そこでようやく、綾都は気がついた。いつの間にやら夜が明け、朝になっている。


刀の据わりを正し、立ち上がった綾都の後ろに男がぴたりとついてくる。綾都は足を止め、振り返った。



「……何のつもり?」

「もしかしたら、僕が必要になるかもしれないと思ってね」

「……」


この男の言う意味が綾都には全く理解出来なかったが、そのまま男を従えて歩き出した。



「――本当によく働いてくれたよ、君達は」


遠くに想いをはせ、呟くように男は言った。その言葉に再び、綾都の足は止まる。
綾都の声音に、微かな緊張が混じった。



「……どういう意味? まさか、」

「え? ああ…、違う違う。だから、用済みって訳じゃあないよ」あはは、と男はおかしそうに声を上げて笑った。そして、ふと手を気だるそうに持ち上げ、綾都の右腕を指差した。



「……それ、止めてくれないかな?」

「……」

「、物騒だなあ」男の唇から苦笑が漏れる。


綾都の手は抜け目なく、刀の柄に添えられていた。男は肩をすくめると、悲しい顔をした。
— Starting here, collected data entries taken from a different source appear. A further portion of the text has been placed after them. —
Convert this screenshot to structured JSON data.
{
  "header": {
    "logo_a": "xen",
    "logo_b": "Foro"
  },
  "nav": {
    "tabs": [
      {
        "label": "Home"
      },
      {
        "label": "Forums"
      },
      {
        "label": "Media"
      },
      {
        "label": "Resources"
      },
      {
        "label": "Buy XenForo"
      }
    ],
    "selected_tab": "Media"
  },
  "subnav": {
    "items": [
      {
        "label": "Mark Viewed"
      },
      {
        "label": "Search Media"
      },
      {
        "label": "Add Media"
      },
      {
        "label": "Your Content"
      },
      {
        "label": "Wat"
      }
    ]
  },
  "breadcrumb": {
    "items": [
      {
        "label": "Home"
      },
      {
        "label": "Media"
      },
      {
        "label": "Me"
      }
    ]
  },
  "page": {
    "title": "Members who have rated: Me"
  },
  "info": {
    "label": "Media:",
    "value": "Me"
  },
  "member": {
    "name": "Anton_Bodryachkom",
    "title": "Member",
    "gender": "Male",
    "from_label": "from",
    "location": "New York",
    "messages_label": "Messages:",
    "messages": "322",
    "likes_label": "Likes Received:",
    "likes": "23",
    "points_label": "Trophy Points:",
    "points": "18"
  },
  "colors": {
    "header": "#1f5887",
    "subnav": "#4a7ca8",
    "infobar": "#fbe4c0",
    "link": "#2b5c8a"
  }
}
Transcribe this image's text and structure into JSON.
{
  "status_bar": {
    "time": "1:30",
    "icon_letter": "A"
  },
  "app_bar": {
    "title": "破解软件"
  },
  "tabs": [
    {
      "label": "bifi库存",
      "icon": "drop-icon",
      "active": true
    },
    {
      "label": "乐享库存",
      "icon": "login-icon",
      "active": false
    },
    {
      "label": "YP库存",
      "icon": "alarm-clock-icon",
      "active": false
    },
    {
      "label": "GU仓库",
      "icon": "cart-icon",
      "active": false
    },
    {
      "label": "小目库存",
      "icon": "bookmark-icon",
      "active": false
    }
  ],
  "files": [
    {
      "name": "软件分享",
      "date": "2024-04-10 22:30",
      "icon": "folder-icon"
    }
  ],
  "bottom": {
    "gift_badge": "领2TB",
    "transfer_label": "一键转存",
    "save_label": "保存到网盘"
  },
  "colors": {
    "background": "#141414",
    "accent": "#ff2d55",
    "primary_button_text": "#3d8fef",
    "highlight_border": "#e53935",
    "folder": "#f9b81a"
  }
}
「君とは仲良くやれると思ったんだけど。……まあ、いいか」


仕方ないね、と一言言うと、手を伸ばして綾都の頭を軽く撫ぜた。綾都が少し身を揺らして、その手から逃れる。



「何だよ、もう。――じゃあ、刀のこと、よろしく頼んだよ」

「……、」

「――大丈夫、分かってる」だって、約束したからね、と綾都が言葉を発する前に、男はにこりと笑って、受け合った。




……


君が望んだ、全てのものをあげる。


それが、僕と君の約束。




綾都は男から目をそらし、戸に手をかけた。そして、中で鬼の使者が待っているであろう、その扉を開けたのだった。